My first encounter with this toilet went back to the time I was confined here under suspicion of rape, and my biological father, Inototsu, had chained me to those very pipes. Every prison cell needs some sort of facility for disposing of human waste. The men at work nearby (who regarded me with a mixture of disgust and awe for having supposedly committed rape so young) used to share their lunches with me and then relieve themselves right in front of me without batting an eyelash, while I was still eating. Also, they would dispose of cigarette butts, the paper bags they brought their lunches in, things like that. Sometimes they would drag over a cat carcass or a bug-infested cushion and flush it away. Kittens could fit in whole, and the mother cat could be managed either by hammering the body to bits or by severing it in two. It was doubtless constructed in such a way as to take advantage of different water levels underground—but why and how it generated such tremendous pressure I never understood. Despite its mystery, it was in fact all-powerful, capable of washing anything away.

“If you say so. But I wish you’d put a screen around it, anyway,” said the shill. Moving on ahead, he laid a hand on the banister of the steps leading up to the bridge.

“Watch out!” I yelled, pulling away from the woman’s arm. I grabbed the shill’s shirt and hauled him back. “Please don’t go anywhere or touch anything without first checking with me. I
told
you there are booby traps everyplace.”

As I spoke, skyrockets went off at the top of the stairs, exploding as they hit the floor, and sending out a cloud of orange smoke.

“What in hell was
that?”
The shill’s voice was shrill and unnerved. The woman made a sound like a whistling teakettle.

“I’d say you’ve gone a little overboard.” The insect dealer spoke slowly and decisively. “That’s going too far. Sheer paranoia.” He signaled me with his eyes all the while he spoke. I couldn’t get what he had in mind, but he was apparently seeking some sort of carte blanche.

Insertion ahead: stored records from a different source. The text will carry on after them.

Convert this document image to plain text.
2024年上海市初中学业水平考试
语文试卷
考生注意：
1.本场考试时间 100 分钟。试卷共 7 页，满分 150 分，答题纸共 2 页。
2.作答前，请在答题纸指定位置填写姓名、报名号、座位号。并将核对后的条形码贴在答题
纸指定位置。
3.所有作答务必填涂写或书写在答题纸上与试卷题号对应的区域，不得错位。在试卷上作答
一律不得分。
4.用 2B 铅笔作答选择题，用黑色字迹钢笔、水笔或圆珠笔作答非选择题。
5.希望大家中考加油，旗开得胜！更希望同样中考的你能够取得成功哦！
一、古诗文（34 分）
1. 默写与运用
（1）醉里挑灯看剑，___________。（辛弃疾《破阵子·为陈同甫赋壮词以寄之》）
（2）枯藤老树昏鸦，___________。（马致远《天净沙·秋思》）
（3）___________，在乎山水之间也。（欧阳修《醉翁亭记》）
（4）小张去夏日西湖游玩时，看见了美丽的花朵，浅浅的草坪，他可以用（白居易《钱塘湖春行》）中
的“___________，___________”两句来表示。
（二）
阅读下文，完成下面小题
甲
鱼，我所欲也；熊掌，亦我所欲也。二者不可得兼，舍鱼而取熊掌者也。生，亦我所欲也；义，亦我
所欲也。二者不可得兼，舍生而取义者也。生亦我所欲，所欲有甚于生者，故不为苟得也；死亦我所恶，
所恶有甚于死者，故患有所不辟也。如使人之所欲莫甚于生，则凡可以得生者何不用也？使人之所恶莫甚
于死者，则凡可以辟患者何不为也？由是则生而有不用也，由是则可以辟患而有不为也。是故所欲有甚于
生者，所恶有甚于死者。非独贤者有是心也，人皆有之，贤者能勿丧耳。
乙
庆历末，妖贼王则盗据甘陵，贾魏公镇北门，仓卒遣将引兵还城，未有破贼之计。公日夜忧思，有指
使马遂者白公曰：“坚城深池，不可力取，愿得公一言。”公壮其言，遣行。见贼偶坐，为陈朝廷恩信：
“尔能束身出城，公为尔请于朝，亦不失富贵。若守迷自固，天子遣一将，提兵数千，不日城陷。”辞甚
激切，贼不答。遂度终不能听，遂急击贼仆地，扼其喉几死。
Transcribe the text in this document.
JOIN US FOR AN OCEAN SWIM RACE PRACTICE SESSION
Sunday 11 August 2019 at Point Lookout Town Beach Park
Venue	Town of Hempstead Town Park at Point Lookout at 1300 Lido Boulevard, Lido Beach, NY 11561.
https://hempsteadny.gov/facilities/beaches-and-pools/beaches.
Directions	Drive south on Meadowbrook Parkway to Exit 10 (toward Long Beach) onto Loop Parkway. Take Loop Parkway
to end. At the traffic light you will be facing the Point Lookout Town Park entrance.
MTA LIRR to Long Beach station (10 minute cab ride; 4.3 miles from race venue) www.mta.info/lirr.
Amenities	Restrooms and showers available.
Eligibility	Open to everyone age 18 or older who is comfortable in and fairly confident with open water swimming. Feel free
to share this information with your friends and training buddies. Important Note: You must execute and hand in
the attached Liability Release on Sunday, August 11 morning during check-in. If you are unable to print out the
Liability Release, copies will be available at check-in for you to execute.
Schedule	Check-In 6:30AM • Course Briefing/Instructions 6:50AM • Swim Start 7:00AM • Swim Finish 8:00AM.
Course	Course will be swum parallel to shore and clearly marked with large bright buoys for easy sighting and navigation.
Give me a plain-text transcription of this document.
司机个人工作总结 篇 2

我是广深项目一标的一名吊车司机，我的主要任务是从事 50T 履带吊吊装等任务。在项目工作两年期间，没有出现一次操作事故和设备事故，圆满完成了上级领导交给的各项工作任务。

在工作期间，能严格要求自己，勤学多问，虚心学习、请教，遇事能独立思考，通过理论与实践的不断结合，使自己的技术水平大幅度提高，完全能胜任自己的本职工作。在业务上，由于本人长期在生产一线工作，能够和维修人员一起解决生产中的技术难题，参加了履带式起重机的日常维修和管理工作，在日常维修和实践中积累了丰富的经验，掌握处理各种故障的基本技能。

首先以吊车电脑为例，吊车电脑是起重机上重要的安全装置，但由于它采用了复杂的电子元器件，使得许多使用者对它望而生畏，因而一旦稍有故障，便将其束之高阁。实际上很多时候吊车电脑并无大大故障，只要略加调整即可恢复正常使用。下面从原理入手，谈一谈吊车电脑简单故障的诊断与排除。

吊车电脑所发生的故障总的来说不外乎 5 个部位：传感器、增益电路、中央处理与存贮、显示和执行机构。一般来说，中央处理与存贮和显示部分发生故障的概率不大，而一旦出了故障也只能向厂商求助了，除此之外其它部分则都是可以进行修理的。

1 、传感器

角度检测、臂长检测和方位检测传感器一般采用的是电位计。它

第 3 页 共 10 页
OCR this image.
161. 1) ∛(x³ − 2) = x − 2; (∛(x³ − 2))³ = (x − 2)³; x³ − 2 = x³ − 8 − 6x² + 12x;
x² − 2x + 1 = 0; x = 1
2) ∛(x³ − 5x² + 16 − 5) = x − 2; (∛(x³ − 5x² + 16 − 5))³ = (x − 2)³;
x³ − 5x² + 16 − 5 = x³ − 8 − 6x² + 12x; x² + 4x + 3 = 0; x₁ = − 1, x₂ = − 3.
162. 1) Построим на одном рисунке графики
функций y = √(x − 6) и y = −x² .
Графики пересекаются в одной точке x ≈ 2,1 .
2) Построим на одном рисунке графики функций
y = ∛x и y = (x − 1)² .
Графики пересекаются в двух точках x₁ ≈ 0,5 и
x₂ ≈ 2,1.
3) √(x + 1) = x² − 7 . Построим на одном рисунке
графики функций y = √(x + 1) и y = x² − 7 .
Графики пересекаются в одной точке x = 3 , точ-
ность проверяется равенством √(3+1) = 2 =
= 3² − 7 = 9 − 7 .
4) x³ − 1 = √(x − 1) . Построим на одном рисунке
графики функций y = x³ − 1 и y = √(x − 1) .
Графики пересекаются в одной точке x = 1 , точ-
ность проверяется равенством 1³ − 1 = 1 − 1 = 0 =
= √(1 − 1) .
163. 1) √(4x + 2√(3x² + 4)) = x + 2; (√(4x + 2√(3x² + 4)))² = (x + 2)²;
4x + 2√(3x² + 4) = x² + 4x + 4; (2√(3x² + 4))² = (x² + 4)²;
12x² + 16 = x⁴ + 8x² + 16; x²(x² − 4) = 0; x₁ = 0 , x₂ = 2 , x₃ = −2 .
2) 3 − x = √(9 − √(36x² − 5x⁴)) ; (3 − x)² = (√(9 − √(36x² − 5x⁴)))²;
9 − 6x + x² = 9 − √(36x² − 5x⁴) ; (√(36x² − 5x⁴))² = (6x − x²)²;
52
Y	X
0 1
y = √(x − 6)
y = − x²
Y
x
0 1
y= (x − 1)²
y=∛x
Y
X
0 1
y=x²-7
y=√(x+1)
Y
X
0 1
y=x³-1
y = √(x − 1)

“Relax. Registered crew members will be informed of all booby traps aboard the ship. If necessary, I can turn off the power as a safety precaution.”

I turned around, intending to offer the woman my shoulder again—only to find that the insect dealer had swiftly stepped forward and wrapped his arm around her. She was compliant, showing no signs of resisting. The shill looked away with a faint smile. That was a dirty trick. But
I
was the only one who had the right to put a compress on her ankle.

8
THE WATERY TASTE OF DISAPPOINTMENT
GROWS AS FAMILIAR
AS A PAIR OF OLD SHOES

It was a steep stone staircase, six and a half feet wide, with twenty-three steps in all. The banister was a square-cut log of cryptomeria. At the top, on the right, was a stone pillar some thirty inches square, and in the back a parapet twenty inches high. The bridge (also known as the forward observation deck—my quarters) formed an elongated diamond some 235 square feet in area. The walls were open, balcony style. Living here alone with my imaginary crew, I had taken pleasure in the uninterrupted view, and in the sense of spaciousness (besides, I had foolproof measures in place to guard against surprise attack). But community life, it now struck me, would necessitate the acquisition of heavy curtains.

I led the way, followed by the girl on the insect dealer’s arm, with the shill bringing up the rear.

“What a mess!” exclaimed the insect dealer, his voice an unconvincing shriek of dismay. “A junkman’s backyard has nothing on this.”

He needn’t have said anything; I was quite aware of the room’s shocking state. I had not planned on bringing anyone here for some time yet, and so everything was in the same topsy-turvy order as my own brain cells, scarcely fit to withstand the cold scrutiny of outsiders. I gnashed my teeth to think that if only I had known they were coming, I could have straightened things up and made the place more presentable. Both the TV and the stereo were fairly new models, but the effect this might have had was lost.